Sears Loses Marketing Execs

With the back-to-school season in full swing, amid a housing slump and facing prospects of tough holiday selling ahead, home retailer Sears Holdings has lost two high-level marketing executives.

Sears Holdings chief marketing officer Maureen McGuire is leaving her post for unspecified “personal reasons” at the end of the month, the company announced late Thursday. Sears Roebuck & Co. CMO Richard Gerstein will step in to the top marketing job for the whole company, including both the Sears and Kmart brands.

McGuire has served as CMO for Sears Holdings since 2005 and in that capacity hired new marketing leaders for Sears Roebuck, Sears home and Kmart—including Gerstein in July of 2007. Previously Gerstein was global chief marketing officer of Alberto-Culver Beauty.

Meanwhile Mark Good departed Friday as president of Sears Home Services. The company announced Friday that it has appointed Stu Reed as the new president of the home services division, which sells parts and repairs for home appliances and manages home improvement and remodeling operations.

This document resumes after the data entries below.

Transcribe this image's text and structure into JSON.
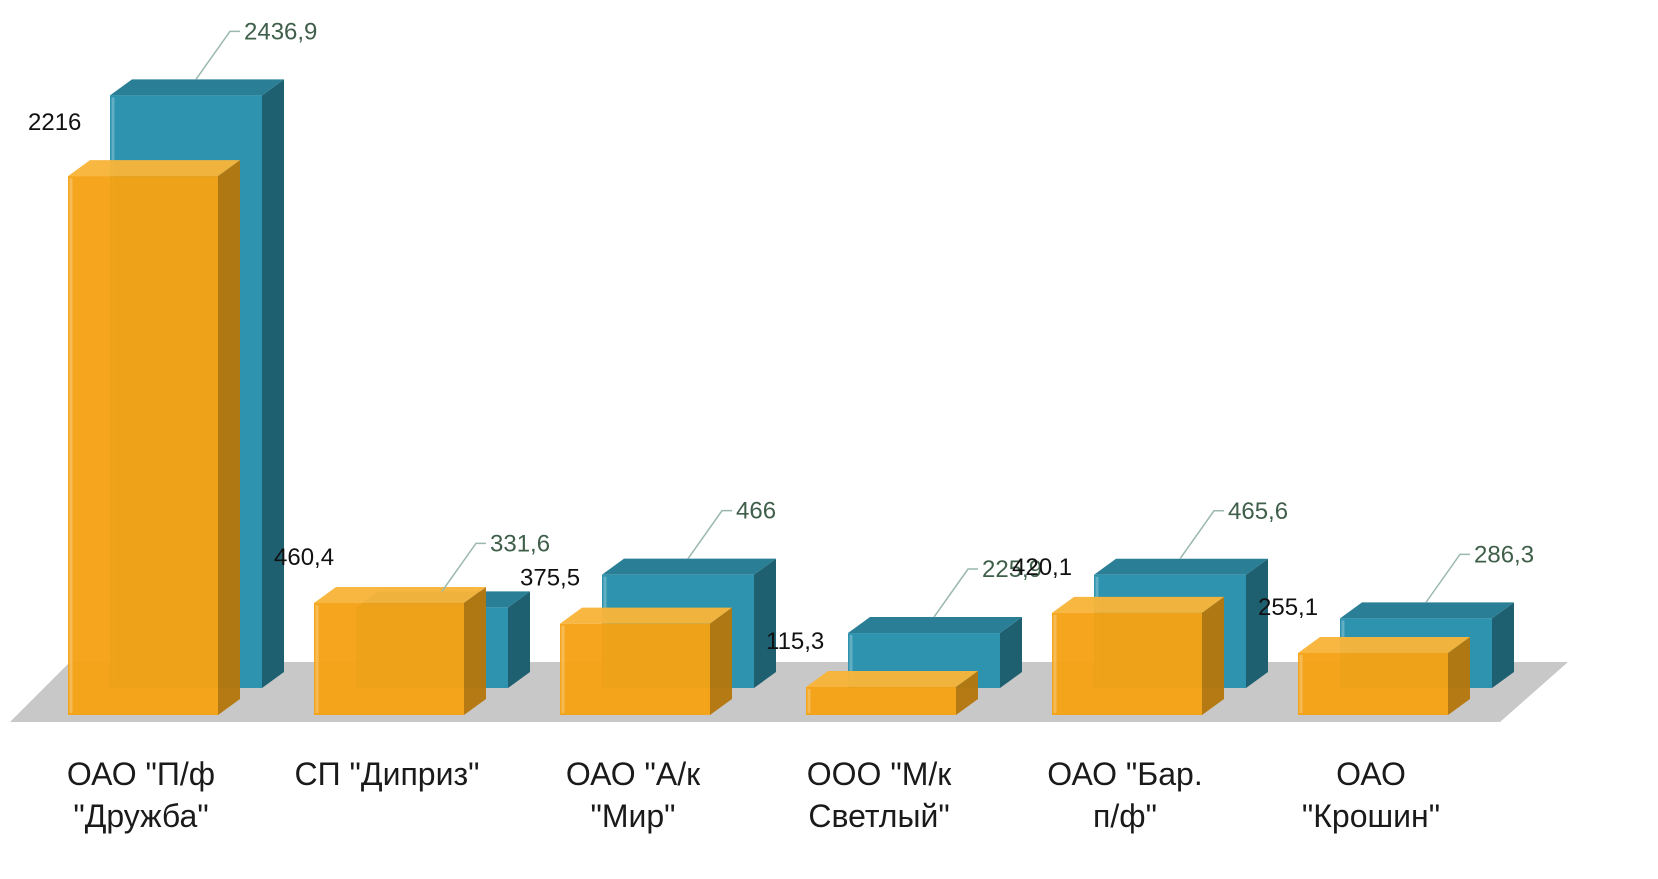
{
  "chart_data": {
    "type": "bar",
    "style": "3d-clustered-column",
    "categories": [
      [
        "ОАО \"П/ф",
        "\"Дружба\""
      ],
      [
        "СП \"Диприз\""
      ],
      [
        "ОАО \"А/к",
        "\"Мир\""
      ],
      [
        "ООО \"М/к",
        "Светлый\""
      ],
      [
        "ОАО \"Бар.",
        "п/ф\""
      ],
      [
        "ОАО",
        "\"Крошин\""
      ]
    ],
    "series": [
      {
        "values": [
          2216,
          460.4,
          375.5,
          115.3,
          420.1,
          255.1
        ],
        "labels": [
          "2216",
          "460,4",
          "375,5",
          "115,3",
          "420,1",
          "255,1"
        ]
      },
      {
        "values": [
          2436.9,
          331.6,
          466,
          225.9,
          465.6,
          286.3
        ],
        "labels": [
          "2436,9",
          "331,6",
          "466",
          "225,9",
          "465,6",
          "286,3"
        ]
      }
    ],
    "colors": {
      "front_face": "#f5a315",
      "front_side": "#b5770d",
      "front_top": "#f8b53a",
      "back_face": "#2e93ae",
      "back_side": "#1e5f70",
      "back_top": "#2a7f96",
      "floor": "#c8c8c8",
      "leader": "#9ab8ad"
    },
    "ylim": [
      0,
      2500
    ],
    "grid": false,
    "legend": "none"
  }
}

Reed comes to Sears from a post as president of mobile devices at Motorola, and before that as head of that company’s integrated supply division. No reasons were given for the departure of Good, who joined Sears in 1997 and led its home services business—one of the more successful of Sears’ divisions in recent quarters—since 1999.

Finally, Sears announced that former Procter & Gamble senior executive Guenther Trieb will take over as president of the company’s Kenmore, Craftsman and Diehard brands. Trieb was most recently vice president for P&G’s western European feminine care global business unit.

The additions of Reed and Trieb move Sears Holdings “another important step forward in the transformation of our business,” Sears interim president and CEO Bruce Johnson said in a statement.

At the direction of chairman Edward Lampert, Sears Holdings has spent much of this year reorganizing into five business units, including retail operations, support services, real estate, online business and brands. Lampert has also suggested that Sears may begin selling some of its core brands outside of its own retail outlets.

But the company has been struggling against inroads from other retailers in all categories, from apparel to home appliances. In May it reported its largest quarterly loss since Lampert merged Kmart and Sears in 2005. The company will release its second-quarter 2009 results on Thursday.

Sears has seen other executives depart in recent months. Lands’ End chief David McCreight moved to men’s sport apparel maker Under Armour in July, and Kmart chief marketing officer Bill Stewart left that division to work in public service.

Sears Holdings has also been unable to name a permanent CEO to replace Aylwin Lewis, who left that job in February after disagreements with chairman Lampert. Former Kmart executive Johnson has held the temporary post since that time.